For someone who has swam in currents of broke and despair, Liza admits that adjusting to life in the first lane has been a journey.
"Sometimes the privileges make me uncomfortable. I don’t allow them to get into my head. After all, they are temporary," he says, with an abandoned chuckle.
So, what is it like to write for children for someone whose day job is to crack complex customs and taxation numbers? Liza says that his academic background (he studied genetics) makes the equation even more intricate.
"It’s exciting," he says. "You have to stoop to their (children's) level to see the world through their eyes. You can’t use difficult vocabulary, for instance, to avoid losing them."
After his first two books, some parents challenged him to write for children. Liza took the challenge and set the ball rolling.
"I shared the manuscript with some children before it was published. It’s from their feedback that I was able to edit it accordingly," he says.
On lessons from this experience, Liza says he has learnt flexibility, humility and curiosity.
"Children are always hungry to learn. They can even learn about taxation. Technology has greatly incentivised children’s learning. It exposes them to some of these concepts from very early on,’’ he explains.
So, why specifically did he write a book on the environment? And does he think the available content on climate change is packaged with children in mind?
"If you looked around, you’d find very few books specifically on environment, which is unfortunate. It’s this gap that I sought to fill," he says.
Liza argues that there’s more politics than objectivity in the climate change discourse.
"The US, for instance, has threatened to opt out of COP 21. It’s difficult to negotiate the high carbon print with some developed countries owing to their selfishness."

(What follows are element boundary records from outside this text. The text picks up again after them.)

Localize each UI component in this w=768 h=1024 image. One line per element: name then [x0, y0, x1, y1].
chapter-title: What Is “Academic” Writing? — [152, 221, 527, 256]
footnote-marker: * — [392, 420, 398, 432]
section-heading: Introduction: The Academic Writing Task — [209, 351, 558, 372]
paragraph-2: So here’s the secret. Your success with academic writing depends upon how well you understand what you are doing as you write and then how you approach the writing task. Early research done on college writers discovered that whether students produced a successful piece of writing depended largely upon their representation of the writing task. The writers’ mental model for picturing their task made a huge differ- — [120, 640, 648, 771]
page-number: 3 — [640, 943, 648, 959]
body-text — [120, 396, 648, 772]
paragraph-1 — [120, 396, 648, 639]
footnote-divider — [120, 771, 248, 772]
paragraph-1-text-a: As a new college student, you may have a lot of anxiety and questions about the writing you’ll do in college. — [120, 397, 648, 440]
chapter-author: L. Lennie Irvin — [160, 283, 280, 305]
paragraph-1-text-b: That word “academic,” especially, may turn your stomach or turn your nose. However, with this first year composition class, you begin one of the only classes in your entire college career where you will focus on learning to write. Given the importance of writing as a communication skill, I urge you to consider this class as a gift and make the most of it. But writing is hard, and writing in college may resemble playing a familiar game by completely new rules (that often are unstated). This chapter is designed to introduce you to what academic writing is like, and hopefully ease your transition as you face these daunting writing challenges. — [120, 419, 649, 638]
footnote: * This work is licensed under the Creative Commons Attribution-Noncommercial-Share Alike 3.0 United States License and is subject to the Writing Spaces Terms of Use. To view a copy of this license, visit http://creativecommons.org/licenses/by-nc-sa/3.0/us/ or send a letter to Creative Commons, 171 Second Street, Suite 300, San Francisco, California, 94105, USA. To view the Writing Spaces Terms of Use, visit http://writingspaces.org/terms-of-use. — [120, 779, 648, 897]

Liza refers to the clash between US President Donald Trump and teenage climate change activist Greta Thunberg in Davos last week as a case in point of the reluctance by world leaders to act.
To him, packaging information for children on the environment is the only hope to raise a climate-conscious generation.
"Children need to understand the consequences of destroying the environment. This way, they’re likely to be more responsible as they grow older," he says.
In 2018, Liza published Monday Motivations, a collection of true, personal stories from his friends. This remains his most successful book, raising Sh1.5 million so far. His first book, Irresistible, was also a hit, selling more than 3,000 copies.
Liza spends proceeds from his book sales to educate needy children and to fund business ideas. The inspiration? His own past, he says.
His literary journey, though, hasn’t been a pleasure cruise. After the frustration of being sent away with his manuscripts, Liza decide to change tack: he registered his own publishing house, Lamor Connections. But even with the independence of a publishing company, he still needed professionals to work on his texts.
He says: "I leveraged on the internet to get in touch with editors, illustrators and layout designers to work on my books. Coincidentally, most of them were from either the US or Canada. I interviewed all of them online."
Liza says working with foreigners has been a game-changer because of their "professionalism and speed". His second book took a day to edit, he says.
With three books already under his belt, Liza hopes to publish a book every year for the next eight years.
Liza got married last year. Has marriage life influenced his literary pursuits? Immensely, he says.
"Having a family gives me a place to vent about my work, colleagues and my writing frustrations. My spouse has been very supportive," he says.
Family has also hived off some time off his writing schedule, he adds.
"Family time is family time. Unlike when I was single, I no longer write from home. To compensate for this, sometimes I write after work before leaving for home. I do most of the writing when I travel out of the country," he says.